Living in muddy sediment, Facivermis secondarily lost its legs so that it could spend its life in tubes.
The small invertebrate known as Facivermis yunnanicus was an unusual creature.
With five pairs of spiny arms, it would likely have collected food particles drifting in the current. But the arms of these little animals were followed by an elongated, legless body that ended in a swollen, pear-shaped structure with three rows of hooks surrounding its anus.
The mystery surrounding these ancient worm-like creatures concerned what group they belonged to.
The existence of its five pairs of limbs and a long smooth stalk had led many to believe it was an intermediary between two other groups of invertebrates - the fully limbed lobopodians and the entirely legless cycloneuralians.

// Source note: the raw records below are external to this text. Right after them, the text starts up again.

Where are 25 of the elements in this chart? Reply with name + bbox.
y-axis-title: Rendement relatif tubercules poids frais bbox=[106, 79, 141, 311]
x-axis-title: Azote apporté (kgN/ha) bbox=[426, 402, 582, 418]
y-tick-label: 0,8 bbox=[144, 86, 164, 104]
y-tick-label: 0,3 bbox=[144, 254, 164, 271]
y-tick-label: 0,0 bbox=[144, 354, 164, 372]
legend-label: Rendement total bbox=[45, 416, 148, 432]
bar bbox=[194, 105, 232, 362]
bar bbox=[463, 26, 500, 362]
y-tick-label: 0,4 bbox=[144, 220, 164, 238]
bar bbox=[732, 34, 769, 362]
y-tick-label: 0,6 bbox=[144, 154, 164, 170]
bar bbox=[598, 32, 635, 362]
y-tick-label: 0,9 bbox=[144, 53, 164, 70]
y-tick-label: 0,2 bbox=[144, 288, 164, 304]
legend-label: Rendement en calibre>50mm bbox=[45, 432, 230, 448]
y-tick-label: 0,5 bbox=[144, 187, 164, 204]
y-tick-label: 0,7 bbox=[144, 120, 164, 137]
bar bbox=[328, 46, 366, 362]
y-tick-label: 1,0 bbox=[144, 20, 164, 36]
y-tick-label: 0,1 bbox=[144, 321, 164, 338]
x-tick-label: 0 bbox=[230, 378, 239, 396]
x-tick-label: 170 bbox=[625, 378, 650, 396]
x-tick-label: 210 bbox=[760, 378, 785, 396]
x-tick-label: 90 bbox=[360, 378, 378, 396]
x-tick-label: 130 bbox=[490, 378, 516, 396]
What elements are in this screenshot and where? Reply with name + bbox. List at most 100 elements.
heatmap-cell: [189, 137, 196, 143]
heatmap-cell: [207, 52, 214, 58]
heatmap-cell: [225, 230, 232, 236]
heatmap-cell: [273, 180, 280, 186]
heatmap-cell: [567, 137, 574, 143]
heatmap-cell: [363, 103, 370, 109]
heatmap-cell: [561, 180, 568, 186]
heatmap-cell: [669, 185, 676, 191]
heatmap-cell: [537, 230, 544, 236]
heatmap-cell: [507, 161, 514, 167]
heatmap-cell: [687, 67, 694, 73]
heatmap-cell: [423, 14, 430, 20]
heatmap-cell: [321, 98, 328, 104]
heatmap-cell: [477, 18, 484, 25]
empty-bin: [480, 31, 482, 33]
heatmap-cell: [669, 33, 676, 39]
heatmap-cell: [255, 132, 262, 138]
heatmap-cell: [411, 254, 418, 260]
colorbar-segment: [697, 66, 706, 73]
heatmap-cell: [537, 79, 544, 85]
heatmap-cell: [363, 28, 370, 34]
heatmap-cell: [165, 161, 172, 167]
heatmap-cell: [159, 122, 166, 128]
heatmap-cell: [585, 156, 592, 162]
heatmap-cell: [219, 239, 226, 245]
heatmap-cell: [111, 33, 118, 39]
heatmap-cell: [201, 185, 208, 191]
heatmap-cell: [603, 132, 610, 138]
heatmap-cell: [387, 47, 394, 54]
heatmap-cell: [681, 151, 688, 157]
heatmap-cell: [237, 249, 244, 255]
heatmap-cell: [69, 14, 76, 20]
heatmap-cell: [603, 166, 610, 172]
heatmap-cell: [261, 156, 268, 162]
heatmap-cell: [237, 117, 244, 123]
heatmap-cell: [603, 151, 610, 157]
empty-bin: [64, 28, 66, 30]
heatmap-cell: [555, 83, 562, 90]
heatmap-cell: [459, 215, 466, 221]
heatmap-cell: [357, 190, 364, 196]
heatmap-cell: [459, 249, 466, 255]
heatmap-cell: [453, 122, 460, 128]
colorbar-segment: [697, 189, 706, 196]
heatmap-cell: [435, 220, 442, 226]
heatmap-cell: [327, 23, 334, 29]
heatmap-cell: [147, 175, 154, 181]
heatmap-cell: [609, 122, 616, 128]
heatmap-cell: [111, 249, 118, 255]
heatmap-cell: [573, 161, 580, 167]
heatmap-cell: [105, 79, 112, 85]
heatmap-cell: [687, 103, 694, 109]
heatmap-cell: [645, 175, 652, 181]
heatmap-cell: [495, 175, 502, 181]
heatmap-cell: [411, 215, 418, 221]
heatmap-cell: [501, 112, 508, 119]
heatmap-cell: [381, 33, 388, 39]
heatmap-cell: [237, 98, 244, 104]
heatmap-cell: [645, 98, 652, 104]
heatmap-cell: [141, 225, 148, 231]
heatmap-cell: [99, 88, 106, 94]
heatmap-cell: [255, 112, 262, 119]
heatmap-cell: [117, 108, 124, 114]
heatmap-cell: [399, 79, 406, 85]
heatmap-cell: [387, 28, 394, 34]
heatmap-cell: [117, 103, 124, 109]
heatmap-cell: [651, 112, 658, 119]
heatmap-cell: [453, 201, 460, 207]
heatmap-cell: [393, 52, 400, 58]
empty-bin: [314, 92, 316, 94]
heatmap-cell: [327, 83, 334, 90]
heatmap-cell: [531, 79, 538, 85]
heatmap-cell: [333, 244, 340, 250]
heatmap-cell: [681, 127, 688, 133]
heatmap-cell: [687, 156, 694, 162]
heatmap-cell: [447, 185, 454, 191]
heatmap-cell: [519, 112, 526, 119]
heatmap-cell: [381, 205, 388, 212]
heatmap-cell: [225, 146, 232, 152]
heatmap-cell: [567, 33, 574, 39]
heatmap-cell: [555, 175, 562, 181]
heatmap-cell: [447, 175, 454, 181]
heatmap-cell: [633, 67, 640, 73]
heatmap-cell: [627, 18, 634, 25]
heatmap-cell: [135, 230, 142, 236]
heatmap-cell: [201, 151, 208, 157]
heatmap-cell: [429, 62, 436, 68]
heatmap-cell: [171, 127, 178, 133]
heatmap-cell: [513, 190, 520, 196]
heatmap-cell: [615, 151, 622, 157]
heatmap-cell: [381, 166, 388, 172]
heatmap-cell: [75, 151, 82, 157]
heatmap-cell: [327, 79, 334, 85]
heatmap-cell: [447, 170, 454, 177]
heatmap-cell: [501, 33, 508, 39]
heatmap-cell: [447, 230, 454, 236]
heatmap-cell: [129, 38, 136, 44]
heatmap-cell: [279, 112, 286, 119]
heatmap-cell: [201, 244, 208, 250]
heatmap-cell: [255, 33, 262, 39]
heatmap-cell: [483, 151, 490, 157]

New beautifully preserved fossils of Facivermis collected in China have now revealed that it would once have lived in tubes on the sea floor, swaying gently in the current - not unlike what we see with tube worms today.
These fossils have confirmed that the worms were not actually an intermediary species, but in fact a full member of the lobopodians, and that Facivermis had lost a number of its hind limbs to better suit its tube-living existence.
'A key piece of evidence was a fossil in which the lower portion of a Facivermis was surrounded by a tube,' explains Richard. 'We don't know the nature of the tube itself, but it shows the lower portion of the worm was anchored inside by a swollen rear end.
'This is the earliest known example of secondary loss - seen today in cases such as the loss of legs in snakes.'
The Cambrian Period (541-485.4 million years ago) was a time of incredible innovation in animal diversity.
It was during this period that the Cambrian explosion occurred. This was when most of the major groups of animals first started appearing in the fossil record as the different forms of life rapidly expanded. Lasting for just 20 million years, this event is considered one of the most crucial in the evolution of animals.
This new evidence from Facivermis fossils shows that it was also during this period that animals first started experimenting with losing features that they had already evolved.
'We generally view organisms evolving from simple to more complex body plans, but occasionally we see the opposite occurring,' says senior author Dr Xiaoya Ma. 'What excited us in this study is that even at this early stage of animal evolution, secondary loss modifications - and in this case, reverting back to lose some of its legs - had already occurred.'
What we know about the lifestyle of these animals can further be expanded by the exquisite preservation of the fossils coming from the Chengjiang Biota in Yunnan Province, south-west China.
Out of 30 fossils of Facivermis, two show evidence that these animals lived in tubes on the sea floor. This further supports their morphology, helping to explain the worms' curious appearance of a long, slim body that ended in a bulbous sac covered in hooks.
'Living like this in tubes, the animals' lower limbs would not have been useful and over time the species ceased to have them,' says Richard. 'Most of its relatives had three to nine sets of lower legs for walking, but our findings suggest Facivermis remained in place and used its upper limbs to filter food from the water.'
Dr Greg Edgecombe is a Merit Researcher at the Museum who focuses on the evolutionary history of invertebrates and the diversification of animals during the Cambrian explosion, and was a co-author on this latest paper.
'For several years we and others have been finding lobopodians from the Cambrian period with pairs of appendages along the length of the body - long, grasping ones in the front, and shorter, clawed ones in the back,' says Greg. 'But Facivermis takes this to the extreme, by completely reducing the posterior batch.'
This new data shows that some of these lobopodians were in fact highly derived, adapted for a lifestyle previously unknown from this group, in which the animals were neither walking nor crawling.